Lorsqu'il apparaît qu'un mineur est susceptible d'être en danger au sens de l'article 375 du code civil, le coordonnateur ou le professionnel intervenant seul dans les conditions prévues au premier alinéa du présent article en informe sans délai le président du conseil général ; le maire est informé de cette transmission. » (Article L121-6-2 du Code de l'action Sociale et des familles)

Commentaires sur le 121-6-2 du code de l'action sociale et des familles

Deux précisions avant d’évoquer le contenu de ce long article. La lecture qui en est faîte pose parfois question. C’est donc par un débat sur le sens de cet article que je débuterai. Je rappellerai ensuite que cet article fait l’objet d’un détournement dans certains contrats locaux de sécurité ou zones de sécurité prioritaire.

Un débat juridique

Il existe un débat sur le partage d'informations qu'autorise cet article. La majorité des juristes mentionnent le paragraphe 5 comme autorisant le partage d'informations entre professionnels intervenant auprès d’une même personne. En prenant le 4ème alinéa de l’article 121-6-2 (surligné en gras), il semble découler une autorisation de partage entre professionnels intervenant auprès d’une même personne ou famille, ceci dans toute situation. Marie-Odile GRILHOT BESNARD, 2013, page 90 à 96, ou Jean Pierre ROSENCZVEIG et Pierre VERDIER, 2011, pages 101 à 106, semblent aller dans le sens de cette lecture.

Michel BOUDJEMAI, 2008, pages 131 à 134, apparaît plus réservé: il introduit la question du « coordonnateur ». Il me semble en effet que l’on ne peut lire à part le 4ème alinéa : L’ensemble du texte de cet article vise à mettre en place l’information au Maire (alinéa 1), puis la désignation d’un coordonnateur (alinéa 2). Enfin, une fois le système intervenants sociaux – maire – coordonnateur est rendu possible par la loi, il est créé une possibilité de partage au moins entre intervenants et coordonnateur. Sinon, quel sens aurait la phrase « Le coordonnateur a connaissance des informations ainsi transmises. », placée juste après l’ouverture de la possibilité de partage entre intervenants ? Dans cette formulation, aucun doute possible : un coordonnateur a été désigné. Or, dans la réalité, la quasi-totalité des situations dans laquelle il y a ajustements et articulations des interventions n’ont pas donné lieu à la nomination d’un coordonnateur.

Pour ma part, je pense que la possibilité légale de partage pour toute situation avec plusieurs intervenants n’est pas ouverte par cet article. C’est seulement dans les situations où le maire est informé par les intervenants sociaux et un coordonnateur a été désigné que le partage est légalement possible. 

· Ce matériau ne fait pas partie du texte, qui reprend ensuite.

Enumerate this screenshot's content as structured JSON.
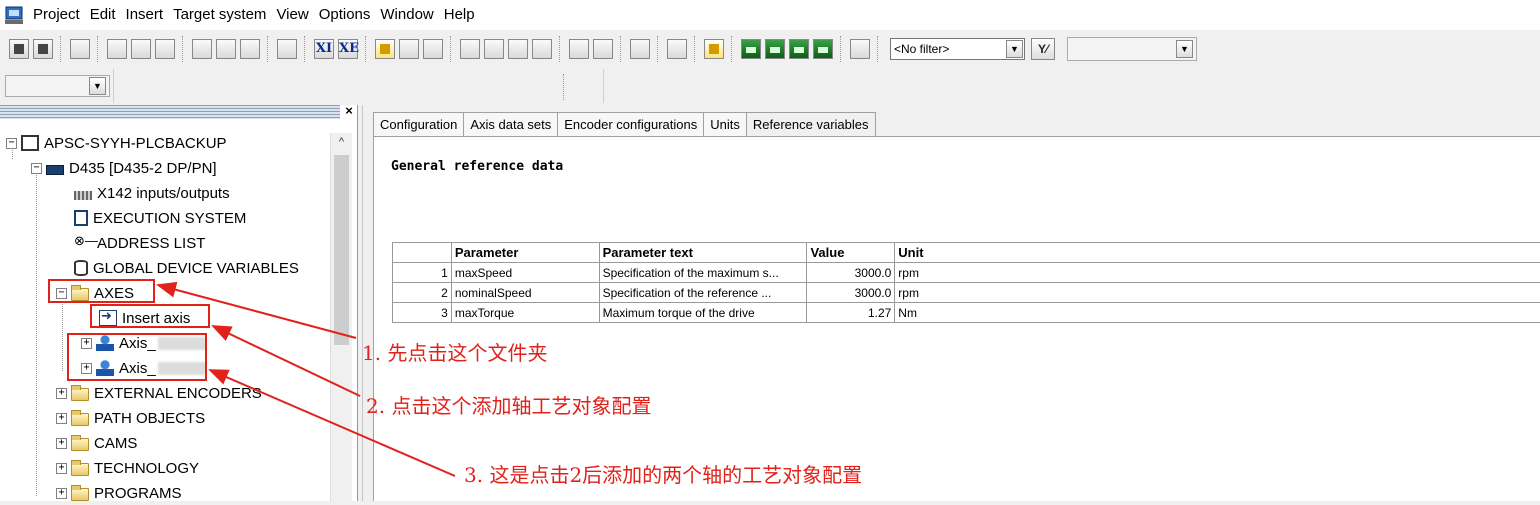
{
  "menubar": {
    "items": [
      "Project",
      "Edit",
      "Insert",
      "Target system",
      "View",
      "Options",
      "Window",
      "Help"
    ]
  },
  "toolbar": {
    "xi_label": "XI",
    "xe_label": "XE",
    "filter_value": "<No filter>",
    "filter_button": "Y⁄"
  },
  "tree": {
    "items": [
      {
        "label": "APSC-SYYH-PLCBACKUP"
      },
      {
        "label": "D435 [D435-2 DP/PN]"
      },
      {
        "label": "X142 inputs/outputs"
      },
      {
        "label": "EXECUTION SYSTEM"
      },
      {
        "label": "ADDRESS LIST"
      },
      {
        "label": "GLOBAL DEVICE VARIABLES"
      },
      {
        "label": "AXES"
      },
      {
        "label": "Insert axis"
      },
      {
        "label": "Axis_"
      },
      {
        "label": "Axis_"
      },
      {
        "label": "EXTERNAL ENCODERS"
      },
      {
        "label": "PATH OBJECTS"
      },
      {
        "label": "CAMS"
      },
      {
        "label": "TECHNOLOGY"
      },
      {
        "label": "PROGRAMS"
      }
    ]
  },
  "tabs": [
    "Configuration",
    "Axis data sets",
    "Encoder configurations",
    "Units",
    "Reference variables"
  ],
  "section_title": "General reference data",
  "table": {
    "headers": [
      "",
      "Parameter",
      "Parameter text",
      "Value",
      "Unit"
    ],
    "rows": [
      [
        "1",
        "maxSpeed",
        "Specification of the maximum s...",
        "3000.0",
        "rpm"
      ],
      [
        "2",
        "nominalSpeed",
        "Specification of the reference ...",
        "3000.0",
        "rpm"
      ],
      [
        "3",
        "maxTorque",
        "Maximum torque of the drive",
        "1.27",
        "Nm"
      ]
    ]
  },
  "annotations": {
    "a1": "1. 先点击这个文件夹",
    "a2": "2. 点击这个添加轴工艺对象配置",
    "a3": "3. 这是点击2后添加的两个轴的工艺对象配置",
    "color": "#e0221b"
  }
}
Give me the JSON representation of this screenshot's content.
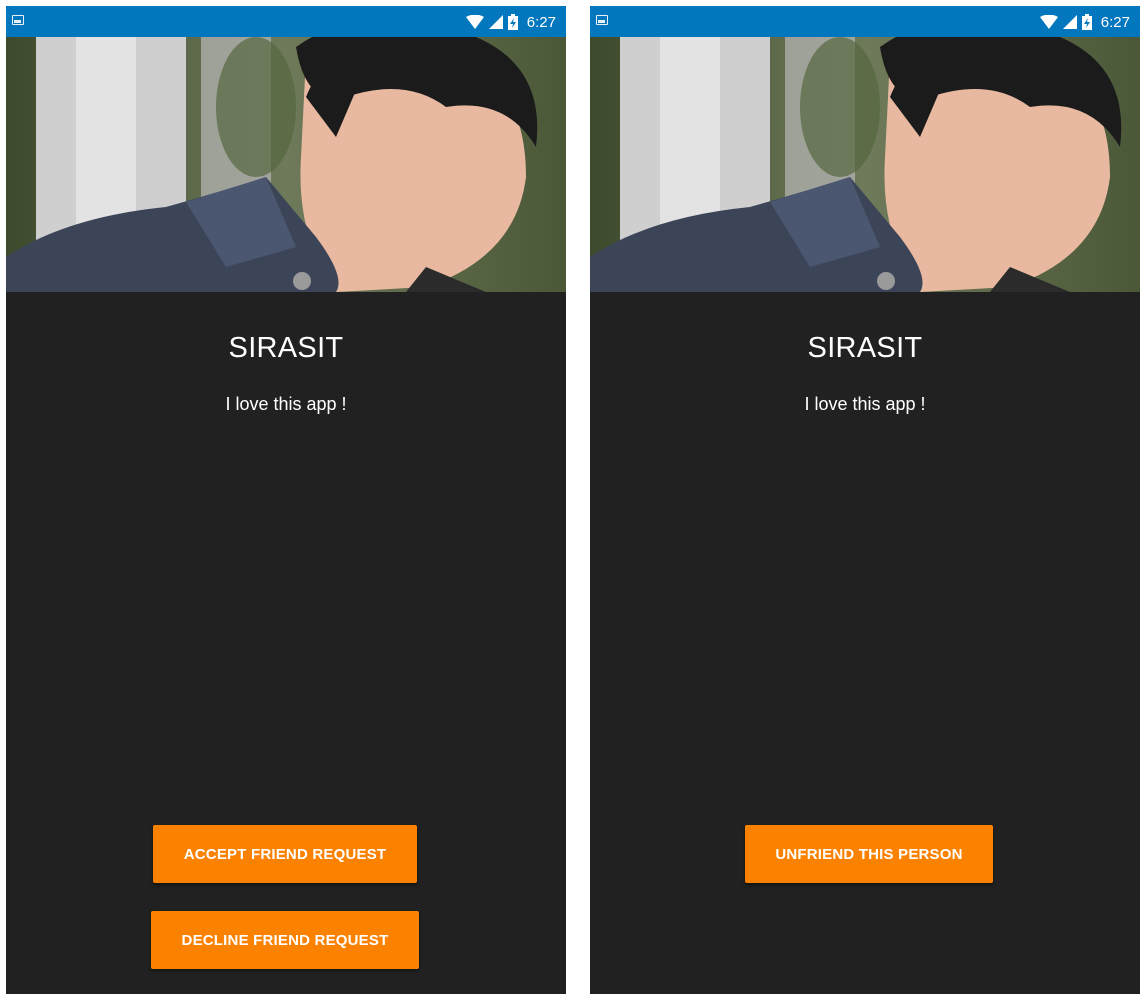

J’ajoute que le non-respect de cet article n’entraîne aucune sanction possible, à la différence d’une violation de secret professionnel. Et que si la situation est une situation de péril, cet article n’a aucun intérêt.

Comment utiliser cet article ?

L'Association Nationale des Assistants de service social (ANAS) a publié des préconisations pour utiliser ce texte dans un objectif réel de travail social et d'aide aux personnes.  Dans son avis technique Loi de prévention de la délinquance : Nouvelles préconisations aux professionnels sur le partage d'informations, l'ANAS analyse notamment les fondementsqui permettent aux professionnels de se positionner. Je cite ci-après des extraits de ce texte très complet :  

"Les arguments du Conseil constitutionnel (1) dans le point n°6 de sa Décision n° 2007-553 DC du 3 mars 2007 donnent des indications très claires de l’interprétation légale et des limites de l’article 8 :

- L’objectif de l’article est défini comme étant « mieux prendre en compte l’ensemble des difficultés sociales éducatives et matérielles, et de renforcer l’efficacité de l’action sociale ». Toute autre utilisation de ce texte est donc à écarter.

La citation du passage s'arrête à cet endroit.